If we introduce $h(t)=(t+1)\frac{1-\frac{1}{1+t+t^2}}{t}=1+\frac{t}{1+t+t^2}$ we may easily check that $h(t)\leq \frac{4}{3}$.
It follows that $$\boxed{ \forall t>0,\qquad \frac{t}{t+1}\leq 1-e^{-t} \leq\color{red}{\frac{4}{3}}\cdot\frac{t}{t+1}.} $$
You already proved the first part, $$ 1-e^{-t}\ge\frac{t}{t+1}. \tag{1}$$ For the second part, noting that, for $t\ge0$, $$ e^t=1+t+\frac12t^2+\cdots\ge\frac12+t+\frac12t^2=\frac12(1+t)^2$$ one has $$ e^{-t}\le \frac{2}{(1+t)^2}. $$ Integrating from $0$ to $t$, one has $$ \int_0^te^{-s}ds\le \int_0^t\frac{2}{(1+s)^2}dt $$ or $$ 1-e^{-t}\le\frac{2t}{t+1}. \tag{2}$$ From (1) and (2), one has $$ \frac{t}{t+1}\le1-e^{-t}\le\frac{2t}{t+1}. $$
The second inequality is trivial if $t \geqslant 1$, so we may assume that $0 < t < 1$. In fact, we only assume $0 < t < 2$. Put $u = t/2$, so that $0 < u < 1$. The curve $y = \tfrac{1}{x}$ lies above the tangent at $(1, 1)$ and below the secant from $(1-u, \tfrac{1}{1-u})$ to $(1+u, \tfrac{1}{1+u})$, therefore, calculating the areas of two trapezia, $$ 2u < \int_{1-u}^{1+u}\frac{dx}{x} < \frac{2u}{1-u^2}. $$ Using the first of these inequalities (the second was only mentioned for interest), \begin{gather*} t < \log\left(1+\frac{t}{2}\right)-\log\left(1-\frac{t}{2}\right) = \log\frac{2+t}{2-t}, \\\text{i.e.}\quad e^t < \frac{2+t}{2-t}, \quad\text{i.e.}\quad 1 - e^{-t} < \frac{2t}{2 + t}, \end{gather*} which is stronger than the required inequality (and is trivially true when $t \geqslant 2$, so holds for all $t > 0$).

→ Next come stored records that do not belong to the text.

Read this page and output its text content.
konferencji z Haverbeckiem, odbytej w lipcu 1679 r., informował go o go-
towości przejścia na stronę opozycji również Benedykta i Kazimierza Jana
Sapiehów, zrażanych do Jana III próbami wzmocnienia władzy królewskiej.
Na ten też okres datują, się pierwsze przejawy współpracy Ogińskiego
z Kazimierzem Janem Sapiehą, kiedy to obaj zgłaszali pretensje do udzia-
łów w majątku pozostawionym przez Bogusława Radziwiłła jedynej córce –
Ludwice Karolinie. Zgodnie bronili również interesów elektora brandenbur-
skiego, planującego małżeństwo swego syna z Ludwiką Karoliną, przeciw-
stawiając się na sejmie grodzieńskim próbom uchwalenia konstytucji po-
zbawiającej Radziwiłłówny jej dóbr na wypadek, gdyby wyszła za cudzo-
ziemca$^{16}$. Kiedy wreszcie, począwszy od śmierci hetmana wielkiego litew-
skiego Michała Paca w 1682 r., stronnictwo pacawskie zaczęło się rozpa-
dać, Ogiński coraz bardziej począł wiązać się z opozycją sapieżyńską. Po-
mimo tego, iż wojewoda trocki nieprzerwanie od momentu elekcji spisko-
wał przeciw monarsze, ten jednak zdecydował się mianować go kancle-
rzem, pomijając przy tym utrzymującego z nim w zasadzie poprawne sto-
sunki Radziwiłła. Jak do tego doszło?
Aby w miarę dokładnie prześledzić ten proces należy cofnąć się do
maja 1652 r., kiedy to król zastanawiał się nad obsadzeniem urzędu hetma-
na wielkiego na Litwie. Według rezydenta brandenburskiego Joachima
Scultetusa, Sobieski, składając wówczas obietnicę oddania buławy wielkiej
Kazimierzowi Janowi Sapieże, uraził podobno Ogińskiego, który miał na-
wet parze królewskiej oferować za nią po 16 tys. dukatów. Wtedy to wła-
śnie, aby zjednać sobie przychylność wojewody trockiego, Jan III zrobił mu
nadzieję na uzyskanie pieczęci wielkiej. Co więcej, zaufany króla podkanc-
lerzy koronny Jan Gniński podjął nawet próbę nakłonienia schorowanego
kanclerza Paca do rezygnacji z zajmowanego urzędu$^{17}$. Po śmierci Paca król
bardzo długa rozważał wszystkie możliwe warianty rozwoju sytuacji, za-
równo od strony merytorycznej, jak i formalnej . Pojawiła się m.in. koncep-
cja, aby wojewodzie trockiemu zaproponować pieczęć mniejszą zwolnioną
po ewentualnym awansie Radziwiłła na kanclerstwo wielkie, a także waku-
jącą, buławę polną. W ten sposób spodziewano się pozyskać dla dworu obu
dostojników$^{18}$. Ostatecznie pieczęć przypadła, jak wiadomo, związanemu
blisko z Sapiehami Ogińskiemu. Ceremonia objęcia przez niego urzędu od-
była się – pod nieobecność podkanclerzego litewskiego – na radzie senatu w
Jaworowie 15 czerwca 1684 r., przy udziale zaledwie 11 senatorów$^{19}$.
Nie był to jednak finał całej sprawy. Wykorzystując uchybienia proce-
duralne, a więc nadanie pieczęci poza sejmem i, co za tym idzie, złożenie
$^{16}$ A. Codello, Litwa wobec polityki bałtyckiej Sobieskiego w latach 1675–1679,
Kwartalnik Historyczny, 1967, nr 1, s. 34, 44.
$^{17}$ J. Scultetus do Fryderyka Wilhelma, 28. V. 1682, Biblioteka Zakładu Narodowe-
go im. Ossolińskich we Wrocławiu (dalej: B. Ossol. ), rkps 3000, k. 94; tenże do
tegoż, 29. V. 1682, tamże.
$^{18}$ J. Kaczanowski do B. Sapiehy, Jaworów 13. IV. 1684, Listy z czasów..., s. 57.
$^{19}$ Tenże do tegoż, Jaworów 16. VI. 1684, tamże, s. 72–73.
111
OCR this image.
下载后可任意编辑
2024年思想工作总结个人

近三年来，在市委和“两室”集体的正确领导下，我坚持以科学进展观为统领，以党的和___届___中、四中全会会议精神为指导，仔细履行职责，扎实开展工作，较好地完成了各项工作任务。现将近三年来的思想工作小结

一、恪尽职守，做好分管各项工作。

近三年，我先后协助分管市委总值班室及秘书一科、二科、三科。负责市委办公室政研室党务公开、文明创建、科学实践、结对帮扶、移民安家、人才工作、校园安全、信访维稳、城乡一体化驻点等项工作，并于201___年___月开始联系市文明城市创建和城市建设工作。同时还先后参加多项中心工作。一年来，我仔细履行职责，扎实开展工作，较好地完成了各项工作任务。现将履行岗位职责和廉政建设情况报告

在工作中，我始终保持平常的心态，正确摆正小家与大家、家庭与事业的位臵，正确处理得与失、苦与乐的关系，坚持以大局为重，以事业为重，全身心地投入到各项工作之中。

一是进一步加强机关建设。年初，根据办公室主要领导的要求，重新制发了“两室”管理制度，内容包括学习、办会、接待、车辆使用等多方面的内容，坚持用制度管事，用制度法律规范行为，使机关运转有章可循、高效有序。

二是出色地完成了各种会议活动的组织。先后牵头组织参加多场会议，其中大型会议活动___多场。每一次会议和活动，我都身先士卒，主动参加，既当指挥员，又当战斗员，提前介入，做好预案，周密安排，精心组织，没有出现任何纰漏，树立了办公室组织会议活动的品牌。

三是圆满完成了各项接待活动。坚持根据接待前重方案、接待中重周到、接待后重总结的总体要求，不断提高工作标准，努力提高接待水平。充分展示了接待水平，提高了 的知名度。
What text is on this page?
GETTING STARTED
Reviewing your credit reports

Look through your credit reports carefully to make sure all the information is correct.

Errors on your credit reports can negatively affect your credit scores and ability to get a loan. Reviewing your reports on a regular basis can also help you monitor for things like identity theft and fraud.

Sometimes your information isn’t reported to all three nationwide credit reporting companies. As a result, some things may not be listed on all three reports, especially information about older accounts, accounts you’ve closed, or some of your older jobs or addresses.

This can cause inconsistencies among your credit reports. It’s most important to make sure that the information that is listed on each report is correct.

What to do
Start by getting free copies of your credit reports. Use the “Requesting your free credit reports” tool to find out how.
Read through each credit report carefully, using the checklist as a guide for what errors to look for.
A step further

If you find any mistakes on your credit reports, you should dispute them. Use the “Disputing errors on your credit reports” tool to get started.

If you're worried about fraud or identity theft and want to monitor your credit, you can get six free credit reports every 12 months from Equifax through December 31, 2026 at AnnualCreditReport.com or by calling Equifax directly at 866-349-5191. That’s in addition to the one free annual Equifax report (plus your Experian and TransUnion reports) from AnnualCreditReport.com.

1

$\frac{t}{t+1} \le 1-e^{-t}\le \frac{2t}{1+t} $ is the same as $t \le (1+t)(1-e^{-t}) \le 2t $.
Since $(1+t)(1-e^{-t}) =1+t-(1+t)e^{-t} $, this is the same as $0 \le 1-(1+t)e^{-t} \le t $.
The left side is $(1+t)e^{-t} \le 1 $ or $1+t \le e^t$ which is well known.
The right side is $1-(1+t)e^{-t} \le t $ or $1-t \le (1+t)e^{-t} $.
If $t \ge 1$, this is obviously true.
If $0 \le t \lt 1$, this is
$e^t \le \dfrac{1+t}{1-t} $ and even more than this is true because $e^t \le \dfrac1{1-t} $ for $0 \le t \lt 1$ by comparing terms in the power series ($\dfrac1{k!} \le 1$).